Following their new savings account receiving almost $1bn in deposits in little over 4 days, are Apple a major threat to existing financial institutions?
Yep, as well as Amazon, Google and other big brands that consumers love and trust. One of the biggest challenges for a new Fintech is acquiring customers and getting brand recognition. Cushon achieved this through the workplace with the benefit of employers promoting and endorsing the proposition. Going direct to consumer is very hard and very expensive. It can take years to build customer loyalty but it can be lost in minutes. Apple and others like them have the customer reach and can turn on the tap in no time. One of my biggest fears for Cushon was if Apple, Amazon or Google decided to compete in our space and our biggest challenge has been brand recognition, which is one of the big attractions for Cushon becoming part of NatWest.
What is the biggest myth about being an angel investor and what advice are you glad you have ignored?
It’s often assumed angel investors only invest in high growth start-ups, usually in tech, but that’s not necessarily true. Some of my best investments have been in mature steady growth businesses and my worst was in a fast high growth business. I’ve not had any advice which I’ve ignored, but the best advice I had from a VC was that if you invest in ten businesses expect half of them to go bust, you might get your money back or make a small profit on three or four and you’ll make your big bucks on one of two. I’ve invested in twelve businesses in the last five to six years, all in tech but at various stages of growth. I’ve had four go bust and one very good exit so far from a mature tech business which IPO’d. What I’ve learned is it’s very much about the people starting or running the business that matters most.

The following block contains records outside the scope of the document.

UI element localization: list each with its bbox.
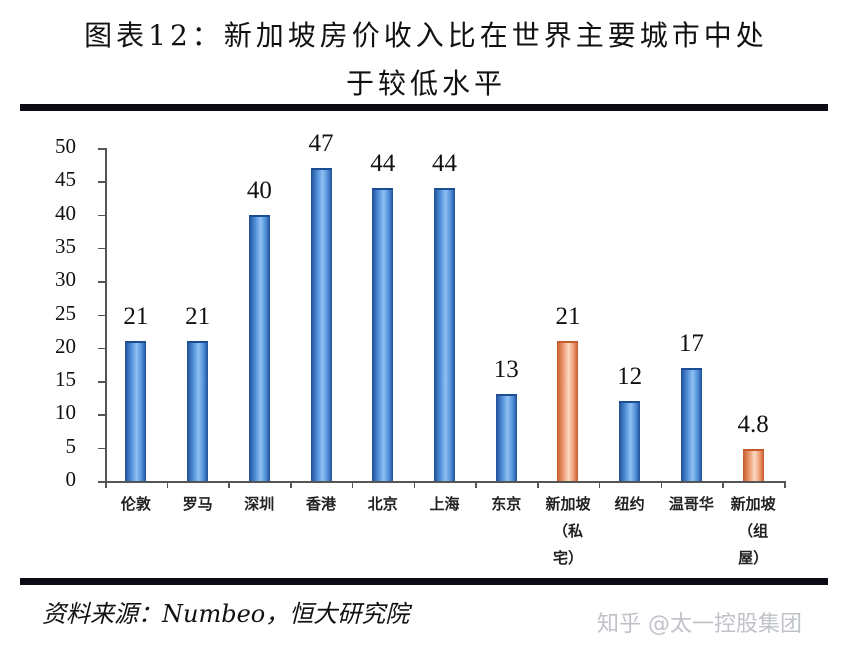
- bar: [248, 214, 270, 481]
- x-tick: [105, 481, 107, 488]
- y-tick: [98, 281, 105, 283]
- bar: [125, 341, 147, 481]
- x-tick: [722, 481, 724, 488]
- source-divider: [20, 578, 828, 585]
- bar-value-label: 44: [432, 149, 457, 177]
- x-category-label: 北京: [352, 491, 414, 518]
- bar-highlight: [557, 341, 579, 481]
- bar: [434, 187, 455, 481]
- y-tick-label: 15: [55, 367, 76, 392]
- x-category-label: 上海: [414, 491, 476, 518]
- x-category-label-line: 屋）: [738, 549, 769, 567]
- y-tick-label: 25: [55, 300, 76, 325]
- x-tick: [351, 481, 354, 488]
- x-category-label: 香港: [290, 491, 352, 518]
- x-tick: [475, 481, 477, 488]
- x-category-label-line: 上海: [429, 495, 460, 513]
- x-category-label: 伦敦: [105, 491, 167, 518]
- bar: [310, 167, 332, 481]
- y-tick: [98, 181, 105, 183]
- y-tick: [98, 214, 105, 217]
- bar-value-label: 47: [308, 129, 334, 157]
- y-tick: [98, 481, 105, 483]
- bar-value-label: 17: [678, 329, 704, 357]
- y-tick-label: 5: [65, 433, 77, 458]
- x-axis: [105, 481, 784, 483]
- y-tick: [98, 381, 105, 383]
- x-category-label-line: 宅）: [552, 549, 583, 567]
- x-category-label: 新加坡 （私宅）: [537, 491, 599, 572]
- y-tick: [98, 347, 105, 350]
- x-tick: [784, 481, 786, 488]
- x-tick: [228, 481, 230, 488]
- watermark: 知乎 @太一控股集团: [597, 612, 802, 637]
- x-tick: [537, 481, 539, 488]
- x-category-label-line: 北京: [367, 495, 398, 513]
- bar: [495, 394, 517, 481]
- bar: [372, 187, 394, 481]
- x-tick: [290, 481, 292, 488]
- bar: [619, 401, 641, 481]
- bar-highlight: [742, 449, 764, 481]
- bar-value-label: 21: [123, 303, 149, 331]
- x-category-label-line: 新加坡: [730, 495, 776, 513]
- y-tick: [98, 247, 105, 250]
- y-tick: [98, 314, 105, 316]
- x-category-label: 纽约: [599, 491, 661, 518]
- x-category-label-line: 香港: [306, 495, 337, 513]
- x-category-label-line: 东京: [491, 495, 522, 513]
- bar: [187, 341, 209, 481]
- x-category-label-line: （私: [552, 522, 583, 540]
- bar: [680, 367, 702, 481]
- x-category-label: 新加坡 （组屋）: [722, 491, 784, 572]
- bar-value-label: 40: [246, 176, 272, 204]
- x-category-label-line: （组: [738, 522, 769, 540]
- x-category-label-line: 温哥华: [668, 495, 714, 513]
- bar-value-label: 4.8: [737, 411, 769, 439]
- x-tick: [166, 481, 169, 488]
- x-tick: [660, 481, 663, 488]
- y-tick-label: 10: [55, 400, 76, 425]
- x-category-label-line: 伦敦: [120, 495, 151, 513]
- y-tick-label: 0: [65, 467, 77, 491]
- x-category-label-line: 纽约: [614, 495, 645, 513]
- y-tick-label: 20: [55, 333, 76, 358]
- y-axis: [105, 148, 107, 482]
- x-category-label: 东京: [475, 491, 537, 518]
- x-category-label-line: 罗马: [182, 495, 213, 513]
- x-category-label: 深圳: [228, 491, 290, 518]
- bar-value-label: 21: [185, 303, 211, 331]
- chart-title-line2: 于较低水平: [345, 67, 506, 100]
- y-tick: [98, 414, 105, 416]
- x-category-label-line: 新加坡: [545, 495, 591, 513]
- bar-value-label: 21: [555, 303, 581, 331]
- x-category-label: 温哥华: [660, 491, 722, 518]
- y-tick-label: 45: [55, 167, 76, 192]
- chart-title-line1: 图表12：新加坡房价收入比在世界主要城市中处: [84, 19, 768, 52]
- y-tick-label: 35: [55, 233, 76, 258]
- y-tick: [98, 447, 105, 450]
- bar-value-label: 44: [370, 149, 396, 177]
- bar-chart: 0 5 10 15 20 25 30 35 40 45 50 21 伦敦 21 罗马 40 深圳 47 香港 44 北京…: [0, 120, 852, 580]
- x-tick: [598, 481, 601, 488]
- bar-value-label: 12: [617, 363, 643, 391]
- bar-value-label: 13: [493, 356, 519, 384]
- y-tick-label: 40: [55, 200, 76, 225]
- x-category-label: 罗马: [167, 491, 229, 518]
- y-tick-label: 30: [55, 267, 76, 292]
- x-category-label-line: 深圳: [244, 495, 275, 513]
- x-tick: [413, 481, 416, 488]
- y-tick-label: 50: [55, 134, 76, 158]
- title-divider: [20, 104, 828, 111]
- y-tick: [98, 148, 105, 150]
- source-note: 资料来源：Numbeo，恒大研究院: [42, 600, 410, 628]
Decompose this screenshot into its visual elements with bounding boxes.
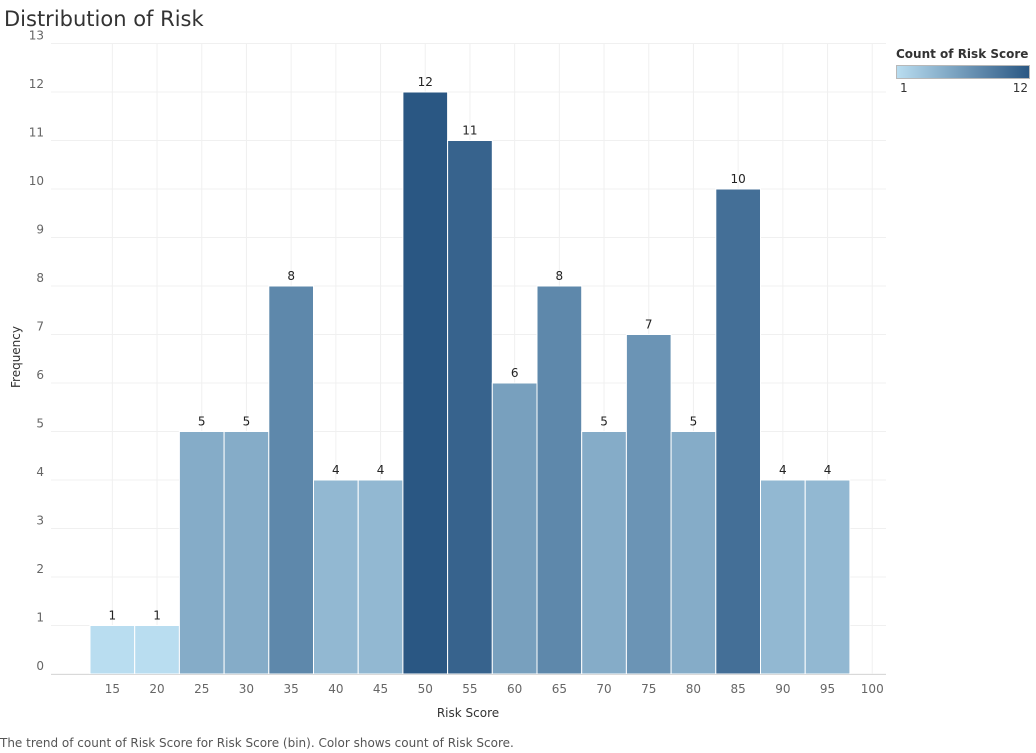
bar-value-label: 10 — [731, 172, 746, 186]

What did your time at Staffcare, Assureweb and Screen Pages teach you about hiring for growth and scaling Cushon to a team of about 150 people managing £1.8bn of assets?
In my early businesses I was very hands on and often the biggest or only producer of revenue through my sales activity. There’s also a different mindset to running a self-funded lifestyle business compared to a VC backed business. If I had my time again with Screen Pages I would have re-invested more of our earnings into hiring more people and paying for more experience rather than worrying about salaries and recruitment fees. At Staffcare our funding allowed us to hire at pace across all functions in the business and when I left we had about 100 people, including offshore developers, and were managing employee benefits or pension auto enrolment for about 10% of the UK workforce. At Cushon we grew organically and through three acquisitions. I’ve learned to become hands-off, hire better people and empower them to do their job and motivate everyone in the business with share options. I built a very good management team and I know when I’m no longer needed because the team in place is performing well, which is why I leave Cushon today in the safe hands of a good team. My personal view is that too many founders aren’t strong enough to know when their time has come to let go and hand-off to better people.